- Gornje Ložine Location in Slovenia
- Coordinates: 45°41′32.51″N 14°48′1.17″E﻿ / ﻿45.6923639°N 14.8003250°E
- Country: Slovenia
- Traditional region: Lower Carniola
- Statistical region: Southeast Slovenia
- Municipality: Kočevje

Area
- • Total: 6.68 km^{2} (2.58 sq mi)
- Elevation: 476.3 m (1,562.7 ft)

Population (2002)
- • Total: 119
- Time zone: UTC+1 (Central European Time)
- ISO 3166 code: SVN

= Gornje Ložine =

Gornje Ložine (/sl/; in older sources also Gorenje Ložine, Oberloschin) is a settlement northeast of Kočevje in southern Slovenia. The area is part of the traditional region of Lower Carniola and is now included in the Southeast Slovenia Statistical Region.
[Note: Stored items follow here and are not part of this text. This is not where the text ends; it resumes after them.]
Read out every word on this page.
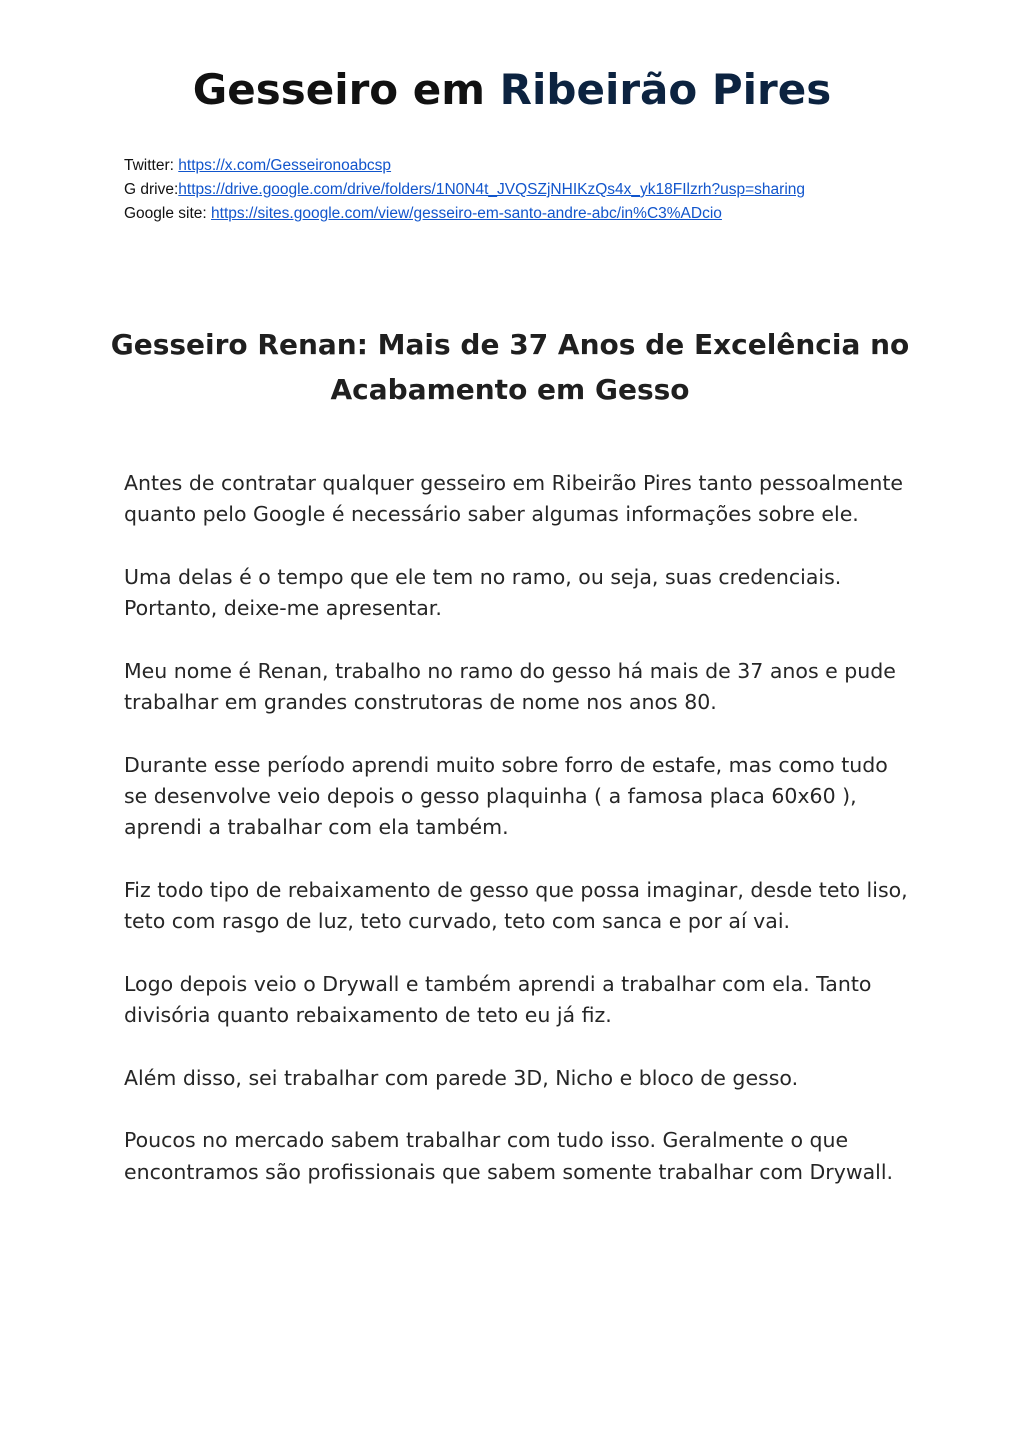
Gesseiro em Ribeirão Pires
Twitter: https://x.com/Gesseironoabcsp
G drive:https://drive.google.com/drive/folders/1N0N4t_JVQSZjNHIKzQs4x_yk18FIlzrh?usp=sharing
Google site: https://sites.google.com/view/gesseiro-em-santo-andre-abc/in%C3%ADcio
Gesseiro Renan: Mais de 37 Anos de Excelência no Acabamento em Gesso

Antes de contratar qualquer gesseiro em Ribeirão Pires tanto pessoalmente quanto pelo Google é necessário saber algumas informações sobre ele.

Uma delas é o tempo que ele tem no ramo, ou seja, suas credenciais. Portanto, deixe-me apresentar.

Meu nome é Renan, trabalho no ramo do gesso há mais de 37 anos e pude trabalhar em grandes construtoras de nome nos anos 80.

Durante esse período aprendi muito sobre forro de estafe, mas como tudo se desenvolve veio depois o gesso plaquinha ( a famosa placa 60x60 ), aprendi a trabalhar com ela também.

Fiz todo tipo de rebaixamento de gesso que possa imaginar, desde teto liso, teto com rasgo de luz, teto curvado, teto com sanca e por aí vai.

Logo depois veio o Drywall e também aprendi a trabalhar com ela. Tanto divisória quanto rebaixamento de teto eu já fiz.

Além disso, sei trabalhar com parede 3D, Nicho e bloco de gesso.

Poucos no mercado sabem trabalhar com tudo isso. Geralmente o que encontramos são profissionais que sabem somente trabalhar com Drywall.
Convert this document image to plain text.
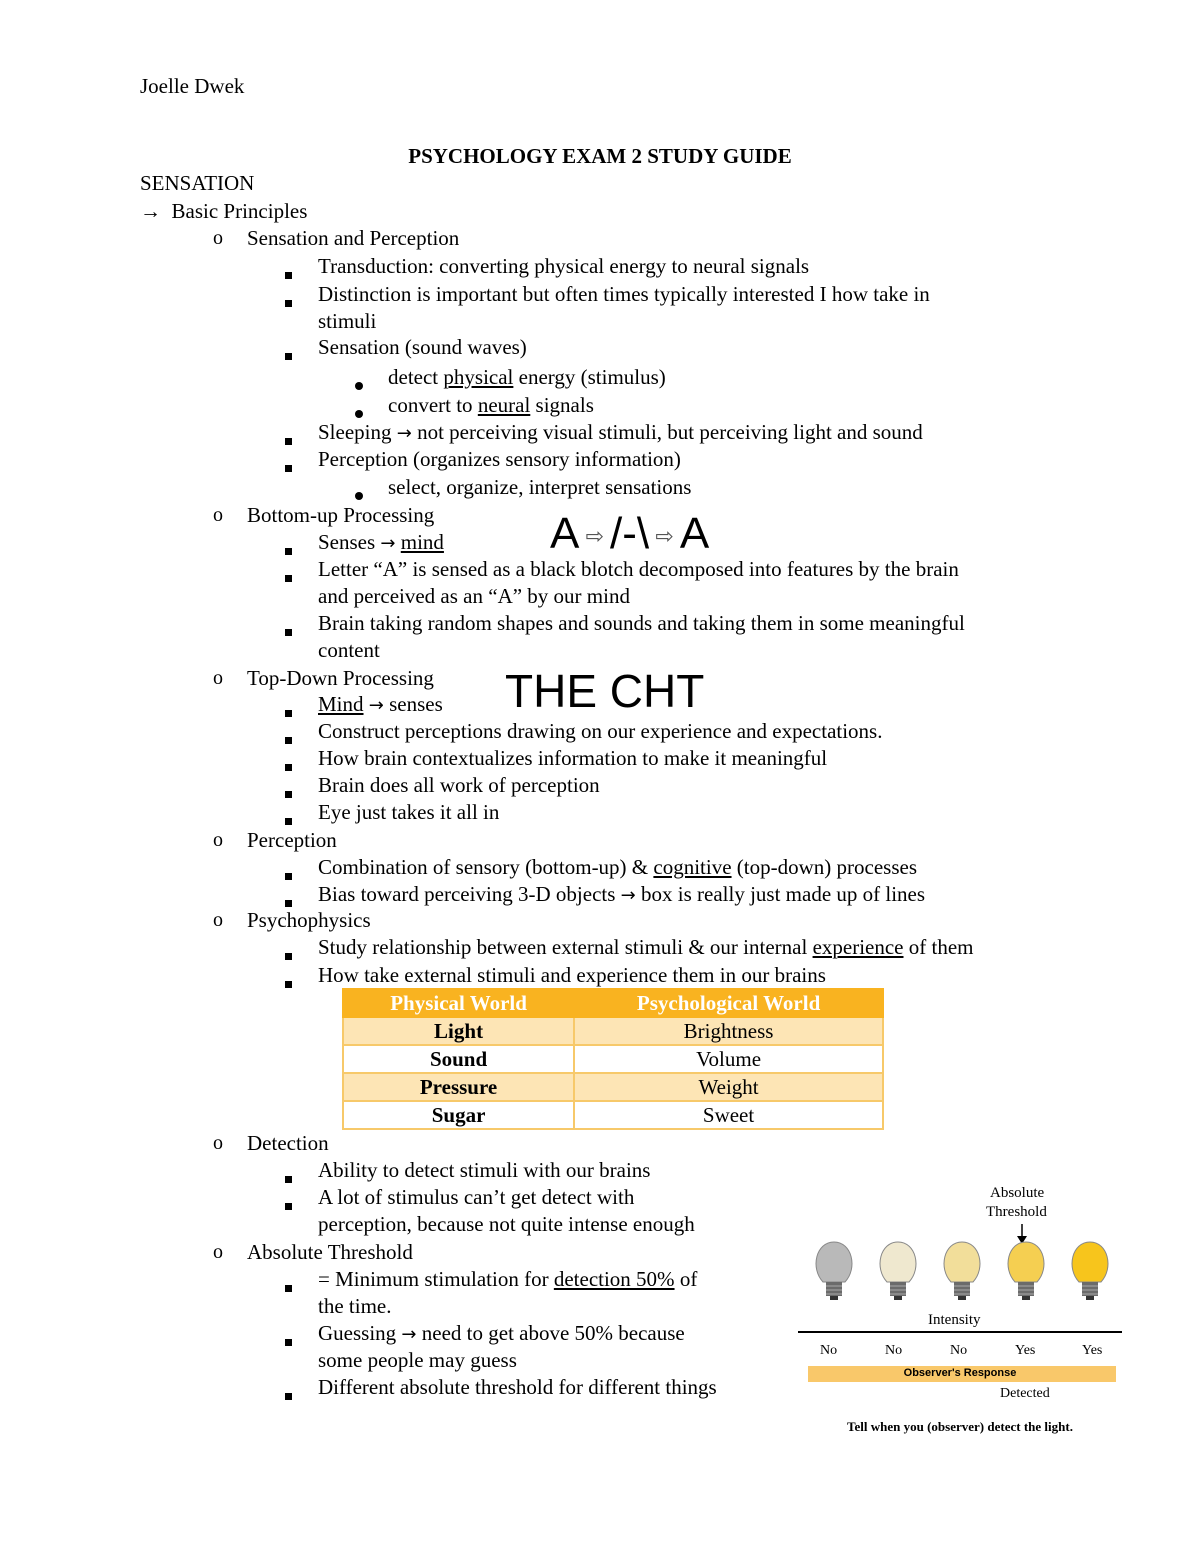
Joelle Dwek
PSYCHOLOGY EXAM 2 STUDY GUIDE
SENSATION
→ Basic Principles
o Sensation and Perception
Transduction: converting physical energy to neural signals
Distinction is important but often times typically interested I how take in
stimuli
Sensation (sound waves)
detect physical energy (stimulus)
convert to neural signals
Sleeping → not perceiving visual stimuli, but perceiving light and sound
Perception (organizes sensory information)
select, organize, interpret sensations
o Bottom-up Processing	A ⇨ /-\ ⇨ A
Senses → mind
Letter “A” is sensed as a black blotch decomposed into features by the brain
and perceived as an “A” by our mind
Brain taking random shapes and sounds and taking them in some meaningful
content
o Top-Down Processing THE CHT
Mind → senses
Construct perceptions drawing on our experience and expectations.
How brain contextualizes information to make it meaningful
Brain does all work of perception
Eye just takes it all in
o Perception
Combination of sensory (bottom-up) & cognitive (top-down) processes
Bias toward perceiving 3-D objects → box is really just made up of lines
o Psychophysics
Study relationship between external stimuli & our internal experience of them
How take external stimuli and experience them in our brains
Physical World	Psychological World
Light	Brightness
Sound	Volume
Pressure	Weight
Sugar	Sweet
o Detection
Ability to detect stimuli with our brains
A lot of stimulus can’t get detect with
perception, because not quite intense enough
o Absolute Threshold
= Minimum stimulation for detection 50% of
the time.
Guessing → need to get above 50% because
some people may guess
Different absolute threshold for different things
Absolute
Threshold
Intensity
No	No	No	Yes	Yes
Observer's Response
Detected
Tell when you (observer) detect the light.
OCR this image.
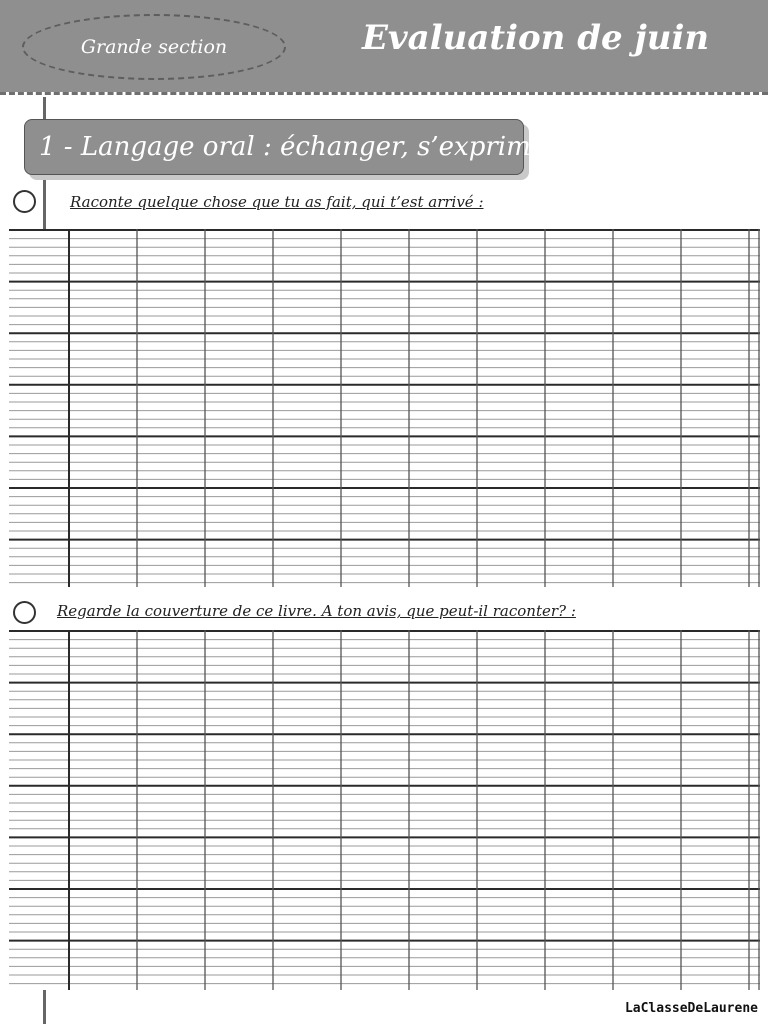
Grande section	Evaluation de juin
1 - Langage oral : échanger, s’exprimer
Raconte quelque chose que tu as fait, qui t’est arrivé :
Regarde la couverture de ce livre. A ton avis, que peut-il raconter? :
LaClasseDeLaurene
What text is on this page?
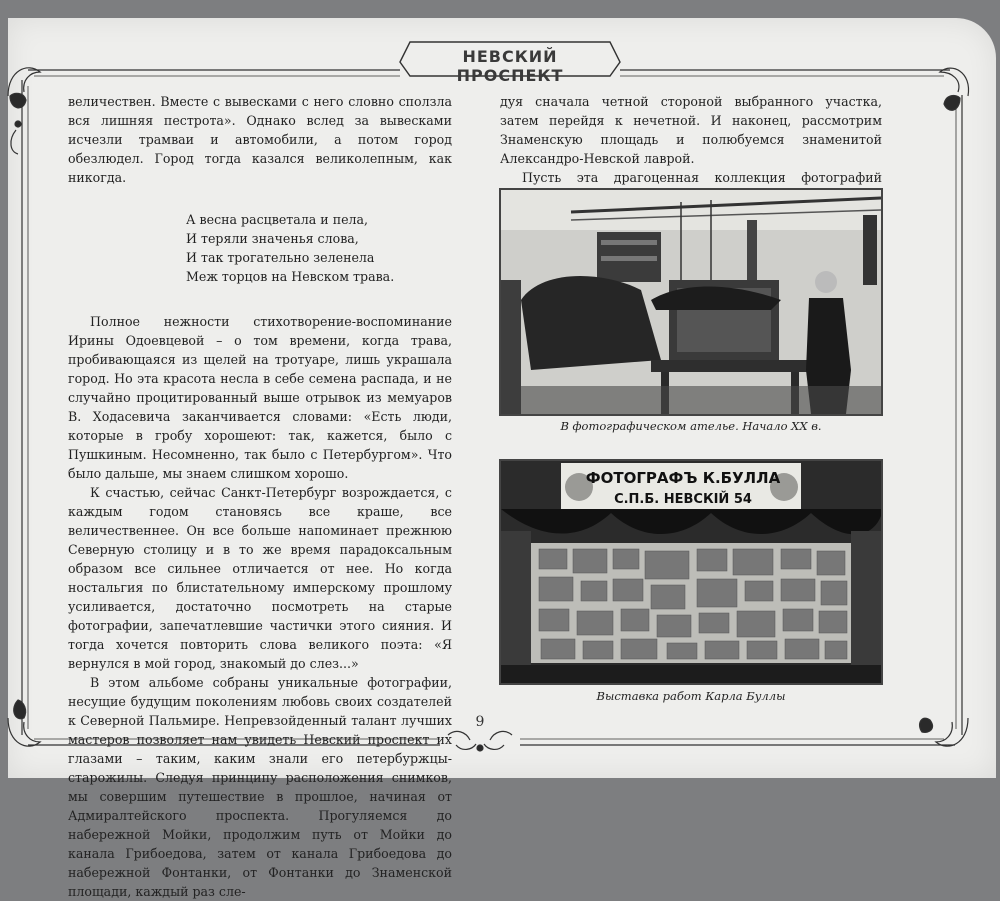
НЕВСКИЙ ПРОСПЕКТ

величествен. Вместе с вывесками с него словно сползла вся лишняя пестрота». Однако вслед за вывесками исчезли трамваи и автомобили, а потом город обезлюдел. Город тогда казался великолепным, как никогда.

А весна расцветала и пела,
И теряли значенья слова,
И так трогательно зеленела
Меж торцов на Невском трава.

Полное нежности стихотворение-воспоминание Ирины Одоевцевой – о том времени, когда трава, пробивающаяся из щелей на тротуаре, лишь украшала город. Но эта красота несла в себе семена распада, и не случайно процитированный выше отрывок из мемуаров В. Ходасевича заканчивается словами: «Есть люди, которые в гробу хорошеют: так, кажется, было с Пушкиным. Несомненно, так было с Петербургом». Что было дальше, мы знаем слишком хорошо.

К счастью, сейчас Санкт-Петербург возрождается, с каждым годом становясь все краше, все величественнее. Он все больше напоминает прежнюю Северную столицу и в то же время парадоксальным образом все сильнее отличается от нее. Но когда ностальгия по блистательному имперскому прошлому усиливается, достаточно посмотреть на старые фотографии, запечатлевшие частички этого сияния. И тогда хочется повторить слова великого поэта: «Я вернулся в мой город, знакомый до слез...»

В этом альбоме собраны уникальные фотографии, несущие будущим поколениям любовь своих создателей к Северной Пальмире. Непревзойденный талант лучших мастеров позволяет нам увидеть Невский проспект их глазами – таким, каким знали его петербуржцы-старожилы. Следуя принципу расположения снимков, мы совершим путешествие в прошлое, начиная от Адмиралтейского проспекта. Прогуляемся до набережной Мойки, продолжим путь от Мойки до канала Грибоедова, затем от канала Грибоедова до набережной Фонтанки, от Фонтанки до Знаменской площади, каждый раз сле-

дуя сначала четной стороной выбранного участка, затем перейдя к нечетной. И наконец, рассмотрим Знаменскую площадь и полюбуемся знаменитой Александро-Невской лаврой.

Пусть эта драгоценная коллекция фотографий

В фотографическом ателье. Начало XX в.
ФОТОГРАФЪ К.БУЛЛА
С.П.Б. НЕВСКIЙ 54
Выставка работ Карла Буллы
9
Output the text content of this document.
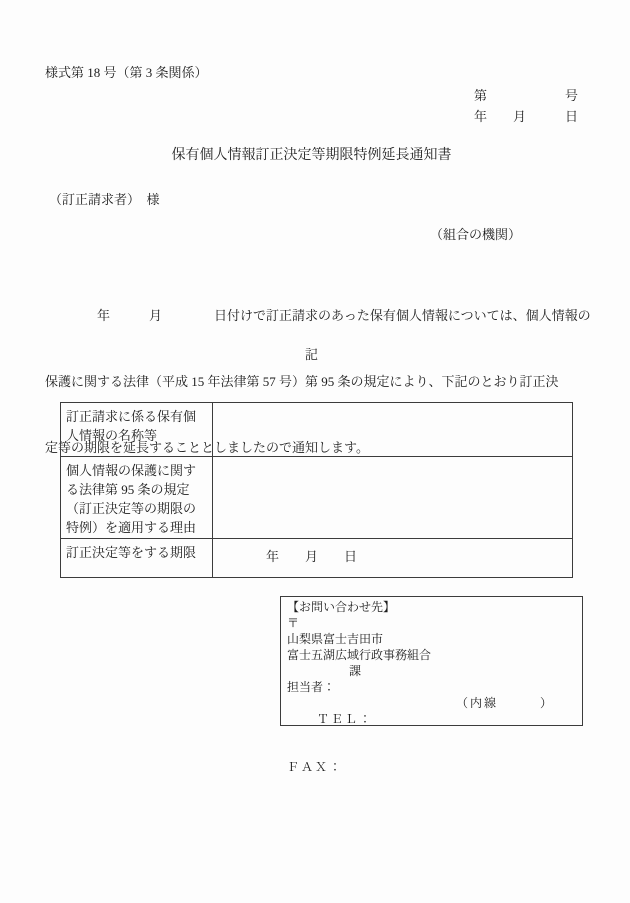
様式第 18 号（第 3 条関係）
第　　　　　　号
年　　月　　　日
保有個人情報訂正決定等期限特例延長通知書
（訂正請求者）　様
（組合の機関）

　　　　年　　　月　　　　日付けで訂正請求のあった保有個人情報については、個人情報の

保護に関する法律（平成 15 年法律第 57 号）第 95 条の規定により、下記のとおり訂正決

定等の期限を延長することとしましたので通知します。

記
訂正請求に係る保有個
人情報の名称等	

個人情報の保護に関す
る法律第 95 条の規定
（訂正決定等の期限の
特例）を適用する理由	

訂正決定等をする期限	年　　月　　日
【お問い合わせ先】
〒
山梨県富士吉田市
富士五湖広域行政事務組合
課
担当者：

ＴＥＬ：

（内線　　　）

ＦＡＸ：
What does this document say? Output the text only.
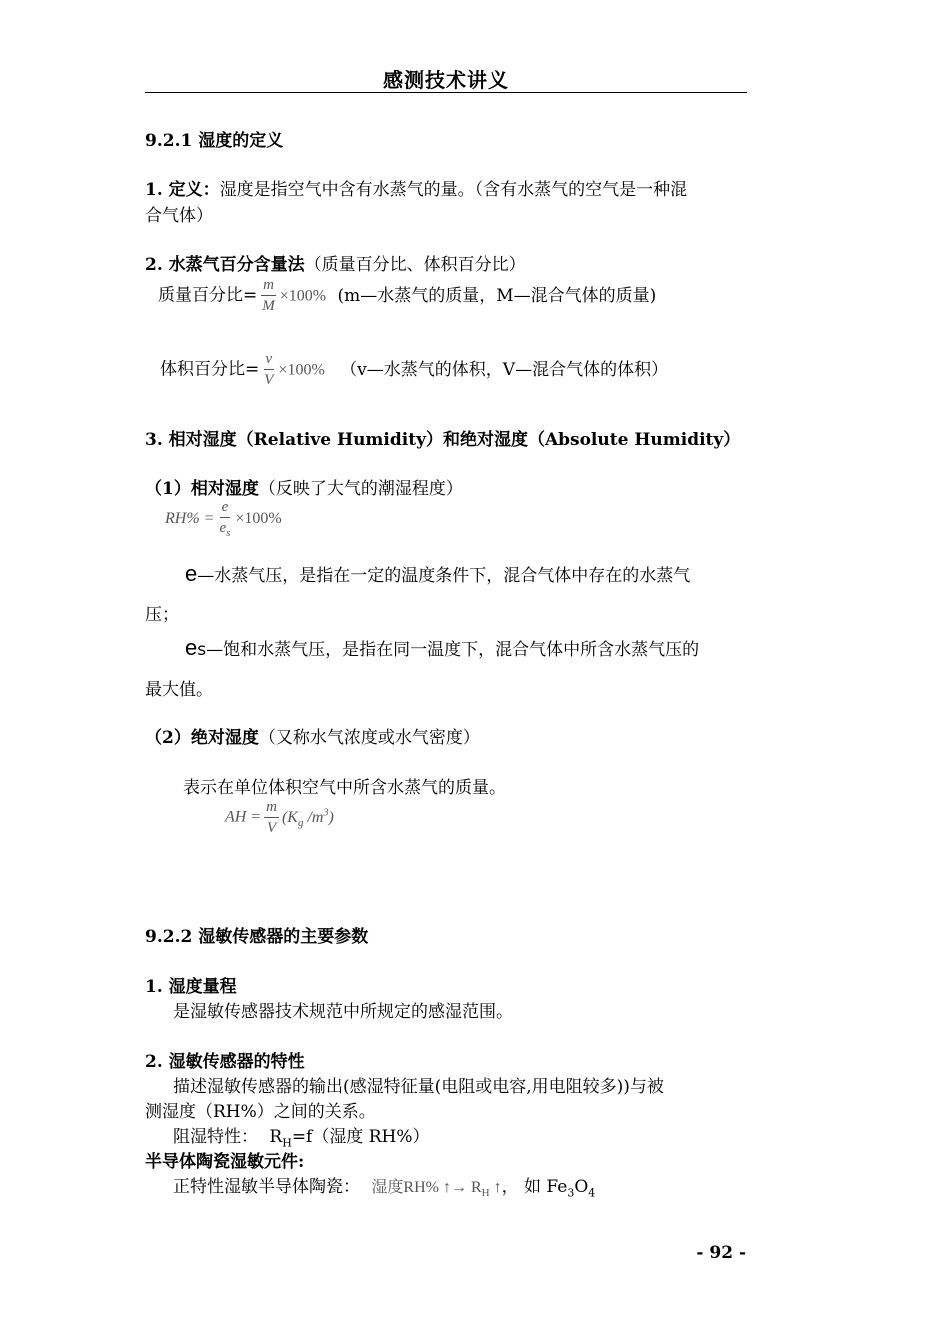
感测技术讲义
9.2.1 湿度的定义
1. 定义：湿度是指空气中含有水蒸气的量。（含有水蒸气的空气是一种混
合气体）
2. 水蒸气百分含量法（质量百分比、体积百分比）
质量百分比= $\frac{m}{M} \times 100\%$ (m—水蒸气的质量，M—混合气体的质量)
体积百分比= $\frac{v}{V} \times 100\%$ （v—水蒸气的体积，V—混合气体的体积）
3. 相对湿度（Relative Humidity）和绝对湿度（Absolute Humidity）
（1）相对湿度（反映了大气的潮湿程度）
$RH\% = \frac{e}{e_s} \times 100\%$
e—水蒸气压，是指在一定的温度条件下，混合气体中存在的水蒸气
压；
es—饱和水蒸气压，是指在同一温度下，混合气体中所含水蒸气压的
最大值。
（2）绝对湿度（又称水气浓度或水气密度）
表示在单位体积空气中所含水蒸气的质量。
AH = $\frac{m}{V} (K_g$ $/m^3$)
9.2.2 湿敏传感器的主要参数
1. 湿度量程
是湿敏传感器技术规范中所规定的感湿范围。
2. 湿敏传感器的特性
描述湿敏传感器的输出(感湿特征量(电阻或电容,用电阻较多))与被
测湿度（RH%）之间的关系。
阻湿特性： $R_H=f$（湿度 RH%）
半导体陶瓷湿敏元件:
正特性湿敏半导体陶瓷： 湿度RH% ↑→ $R_H$ ↑， 如 $Fe_3O_4$
- 92 -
The settlement includes the site of the former hamlet of Schweinberg at the foot of Jasnica Hill (Schweinberg), now occupied by the formerly abandoned but since renovated Jasnica Recreation and Tourism Center.

==History==
The Ložine volunteer fire department became a founding unit of the Kočevje municipal fire department on 28 August 1955.

==Church==
The local church is dedicated to Saints Peter and Paul and belongs to the Parish of Stara Cerkev. It is a 15th-century late Gothic building that was refurbished in the 19th century. The main altar dates to 1861.